Slingsby want to be the literal ‘spirit of Harrogate’. Out of its 24 botanicals, 17 are local. 12 are grown in the centre of Harrogate at the kitchen garden of the Rudding Park hotel, including the rhubarb. Green and Jasmine tea are sourced from Taylor’s of Harrogate – the famous tea brand. And of course they use the local Harrogate spring water to dilute the gin to its final strength.
Botanicals that couldn’t be found locally are sourced sustainably, the pink grapefruit coming from South Africa. Most importantly the juniper is from Madagascar (which has a more vanilla flavour and less pepperiness). Notable flavours include citrus thyme for a herbaceous note, liquorice root for sweetness and sweet cicely.

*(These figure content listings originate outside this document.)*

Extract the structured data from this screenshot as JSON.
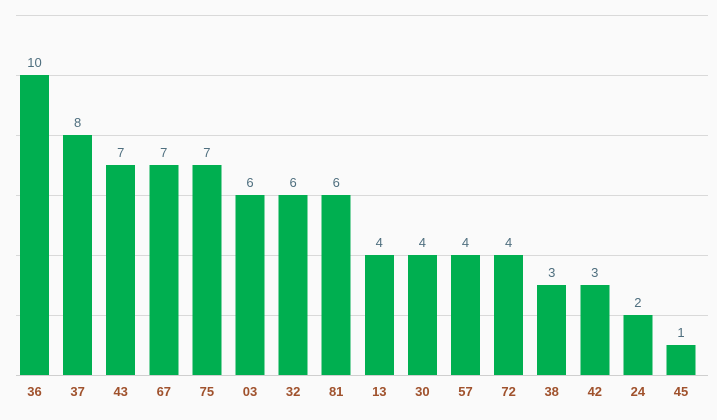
{
  "colors": {
    "bar": "#00af50",
    "value_label": "#4f6f7f",
    "tick_label": "#a0522d",
    "grid": "#d9d9d9",
    "background": "#fafafa"
  },
  "chart_data": {
    "type": "bar",
    "title": "",
    "xlabel": "",
    "ylabel": "",
    "categories": [
      "36",
      "37",
      "43",
      "67",
      "75",
      "03",
      "32",
      "81",
      "13",
      "30",
      "57",
      "72",
      "38",
      "42",
      "24",
      "45"
    ],
    "values": [
      10,
      8,
      7,
      7,
      7,
      6,
      6,
      6,
      4,
      4,
      4,
      4,
      3,
      3,
      2,
      1
    ],
    "ylim": [
      0,
      12
    ],
    "grid": true,
    "grid_step": 2,
    "legend": "none",
    "data_labels": true
  }
}
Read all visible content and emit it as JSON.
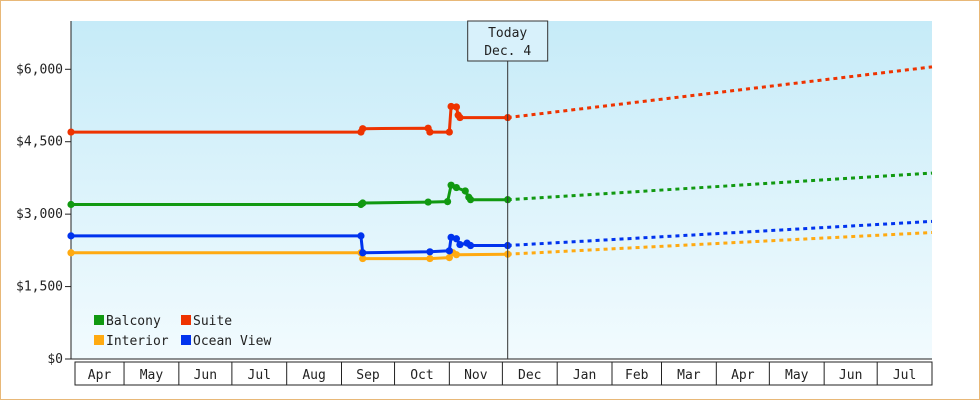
{
  "chart_data": {
    "type": "line",
    "y_ticks": [
      "$0",
      "$1,500",
      "$3,000",
      "$4,500",
      "$6,000"
    ],
    "y_tick_values": [
      0,
      1500,
      3000,
      4500,
      6000
    ],
    "ylim": [
      0,
      7000
    ],
    "x_months": [
      "Apr",
      "May",
      "Jun",
      "Jul",
      "Aug",
      "Sep",
      "Oct",
      "Nov",
      "Dec",
      "Jan",
      "Feb",
      "Mar",
      "Apr",
      "May",
      "Jun",
      "Jul"
    ],
    "x_month_starts": [
      0,
      30,
      61,
      91,
      122,
      153,
      183,
      214,
      244,
      275,
      306,
      334,
      365,
      395,
      426,
      456
    ],
    "x_end": 487,
    "today": {
      "line1": "Today",
      "line2": "Dec. 4",
      "day": 247
    },
    "grid": true,
    "legend_position": "bottom-left",
    "series": [
      {
        "name": "Balcony",
        "color": "#119911",
        "history": [
          [
            0,
            3200
          ],
          [
            164,
            3200
          ],
          [
            165,
            3230
          ],
          [
            202,
            3250
          ],
          [
            213,
            3260
          ],
          [
            215,
            3600
          ],
          [
            218,
            3550
          ],
          [
            223,
            3480
          ],
          [
            225,
            3350
          ],
          [
            226,
            3300
          ],
          [
            247,
            3300
          ]
        ],
        "forecast": [
          [
            247,
            3300
          ],
          [
            487,
            3850
          ]
        ]
      },
      {
        "name": "Suite",
        "color": "#ee3300",
        "history": [
          [
            0,
            4700
          ],
          [
            164,
            4700
          ],
          [
            165,
            4770
          ],
          [
            202,
            4780
          ],
          [
            203,
            4700
          ],
          [
            214,
            4700
          ],
          [
            215,
            5230
          ],
          [
            218,
            5220
          ],
          [
            219,
            5050
          ],
          [
            220,
            5000
          ],
          [
            247,
            5000
          ]
        ],
        "forecast": [
          [
            247,
            5000
          ],
          [
            487,
            6050
          ]
        ]
      },
      {
        "name": "Interior",
        "color": "#ffaa11",
        "history": [
          [
            0,
            2200
          ],
          [
            164,
            2200
          ],
          [
            165,
            2080
          ],
          [
            203,
            2080
          ],
          [
            214,
            2100
          ],
          [
            216,
            2200
          ],
          [
            218,
            2160
          ],
          [
            247,
            2170
          ]
        ],
        "forecast": [
          [
            247,
            2170
          ],
          [
            487,
            2620
          ]
        ]
      },
      {
        "name": "Ocean View",
        "color": "#0033ee",
        "history": [
          [
            0,
            2550
          ],
          [
            164,
            2550
          ],
          [
            165,
            2200
          ],
          [
            203,
            2220
          ],
          [
            214,
            2240
          ],
          [
            215,
            2520
          ],
          [
            218,
            2490
          ],
          [
            220,
            2370
          ],
          [
            224,
            2400
          ],
          [
            226,
            2350
          ],
          [
            247,
            2350
          ]
        ],
        "forecast": [
          [
            247,
            2350
          ],
          [
            487,
            2850
          ]
        ]
      }
    ]
  }
}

The resulting citrus flavour was planned to be not too dry to make a refreshing summer drink. It took them 11 attempts to get the recipe right!
The Rhubarb Gin
As mentioned before, rhubarb is one of the locally grown botanicals and the rhubarb gin is in keeping with their motto to restore the spirit of Harrogate. There is no extra sugar added to the rhubarb gin so it retains an astringent flavour, characteristic of forced rhubarb. When I tried it neat, you could really taste in the rich rhubarb flavour in there. Mixer wise, Slingsby recommended adding Fever-Tree Elderflower Tonic, which I definitely thought made it taste even better!